With a lack of their own native vocalist, the band has drafted in several guest vocalists, taking up four out of their eleven tracks on the album. Tracyanne Campbell features on Progress, her own dreamy melody lilting over the spoken samples of Welsh coal mining broadcasts whilst an indie riff shot through with different electronic effects underlines the whole piece, there’s even some Maggie Thatcher to be heard on the piece.
As you could probably expect from any basic knowledge of Thatcher’s government or the destruction of the Welsh coal industry, there is a track that aims to articulate some of the righteous anger of the miners, All Out is this track. It’s built up by Go To The Road then, in contrast to the preceding songs, positively rampages into gear. With samples of the disillusioned miners, and their families, a much heavier guitar and drum mix provides raw instrumentals to the raw emotion.
I’ll have to admit, even after a full listen through, I’m still not totally convinced on the band’s angle to using their album to try to tell the story of Welsh coal in their ‘tongue-in-cheek’ manner, when the area still bears the scars of the devastating hit to South Wales on a total socio-political and economic scale; it frankly feels a little insensitive from a group of South London boys at points.
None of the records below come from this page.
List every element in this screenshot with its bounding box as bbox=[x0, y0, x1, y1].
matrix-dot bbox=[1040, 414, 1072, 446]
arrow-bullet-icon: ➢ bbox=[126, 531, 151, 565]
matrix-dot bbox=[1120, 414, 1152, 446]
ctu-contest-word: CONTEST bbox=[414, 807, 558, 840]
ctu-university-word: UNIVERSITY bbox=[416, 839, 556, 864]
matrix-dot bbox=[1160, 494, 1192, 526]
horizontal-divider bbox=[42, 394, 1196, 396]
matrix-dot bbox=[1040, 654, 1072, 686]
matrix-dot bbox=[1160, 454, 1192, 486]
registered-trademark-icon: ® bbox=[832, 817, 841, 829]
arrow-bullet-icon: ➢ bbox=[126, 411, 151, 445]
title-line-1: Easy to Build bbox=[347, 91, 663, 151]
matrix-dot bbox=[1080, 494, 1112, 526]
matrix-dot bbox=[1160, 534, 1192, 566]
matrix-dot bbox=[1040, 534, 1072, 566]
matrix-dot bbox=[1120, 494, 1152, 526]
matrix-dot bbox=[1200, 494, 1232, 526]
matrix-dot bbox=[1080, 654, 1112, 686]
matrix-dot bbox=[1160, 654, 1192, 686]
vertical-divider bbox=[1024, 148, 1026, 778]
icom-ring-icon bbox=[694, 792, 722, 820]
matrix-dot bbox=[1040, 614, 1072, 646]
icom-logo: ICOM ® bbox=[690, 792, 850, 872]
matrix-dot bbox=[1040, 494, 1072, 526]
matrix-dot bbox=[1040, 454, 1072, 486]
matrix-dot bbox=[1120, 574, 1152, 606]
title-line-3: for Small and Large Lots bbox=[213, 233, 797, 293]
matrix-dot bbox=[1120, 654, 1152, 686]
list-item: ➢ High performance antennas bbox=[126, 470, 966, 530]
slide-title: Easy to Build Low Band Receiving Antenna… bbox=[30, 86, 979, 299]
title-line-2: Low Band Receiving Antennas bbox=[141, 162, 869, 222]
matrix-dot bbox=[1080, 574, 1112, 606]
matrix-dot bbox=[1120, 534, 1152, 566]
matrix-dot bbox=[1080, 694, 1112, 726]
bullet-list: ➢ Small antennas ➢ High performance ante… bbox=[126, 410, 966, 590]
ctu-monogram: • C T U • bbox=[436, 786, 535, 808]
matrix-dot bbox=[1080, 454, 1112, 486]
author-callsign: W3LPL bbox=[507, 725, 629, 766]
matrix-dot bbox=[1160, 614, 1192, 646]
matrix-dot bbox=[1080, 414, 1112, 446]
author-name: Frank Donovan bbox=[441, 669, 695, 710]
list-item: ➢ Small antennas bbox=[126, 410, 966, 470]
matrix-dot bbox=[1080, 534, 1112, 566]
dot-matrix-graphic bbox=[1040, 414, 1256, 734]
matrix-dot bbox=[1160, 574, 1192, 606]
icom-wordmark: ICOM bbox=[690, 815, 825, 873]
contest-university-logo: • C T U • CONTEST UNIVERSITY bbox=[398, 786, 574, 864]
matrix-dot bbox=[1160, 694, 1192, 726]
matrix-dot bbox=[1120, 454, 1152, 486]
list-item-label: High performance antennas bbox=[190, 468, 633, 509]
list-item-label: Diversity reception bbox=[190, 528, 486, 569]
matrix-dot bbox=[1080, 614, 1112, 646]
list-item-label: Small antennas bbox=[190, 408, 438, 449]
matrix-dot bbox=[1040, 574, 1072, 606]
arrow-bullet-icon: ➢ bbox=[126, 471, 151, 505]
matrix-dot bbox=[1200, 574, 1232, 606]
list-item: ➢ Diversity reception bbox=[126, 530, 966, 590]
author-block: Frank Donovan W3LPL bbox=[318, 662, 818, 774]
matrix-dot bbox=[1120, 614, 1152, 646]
That said, as the anger begins to take hold in their songs, the use of James Dean Bradfield, of South Wales himself, and lead singer of Manic Street Preachers, it actually scores a point in their favour, it doesn’t feel like tokenism and feels more sensitive and appropriate.
The anger begins to subside; as it must, and as it did. The song turns to defiance in the form of They Gave Me A Lamp, with clips from public archives on the response to the crisis from women, and their response to the macrocosm of the issue; it also turns to the micro-issues as well and hope, from You + Me. In the latter, Lisa Jen Brown layers her gorgeous ‘Welsh’ choral vocals over a minimalist track which actually features a rare appearance from Willgoose in the form of his not-unimpressive vocals.
Mother Of The Village and Take Me Home lead us out of the album, both of which with more of the level of melancholy you’d expect for a story that, if it has ended, is not the fairytale that many would have wished for. Take Me Home is an emotive end to the album, with no trace of the electronics, vibraslap or flugelhorn. It is simple, the miners and choristers; evocative of South Wales’ pastoral imagery prior to the end of the mines, singing together, an emotional end to the journey.
The album overall, is ingenious. The engineering is masterful and production is clearly done with painstaking attention to detail. Asides from the few appropriation concerns I raised previously, the band have outdone themselves.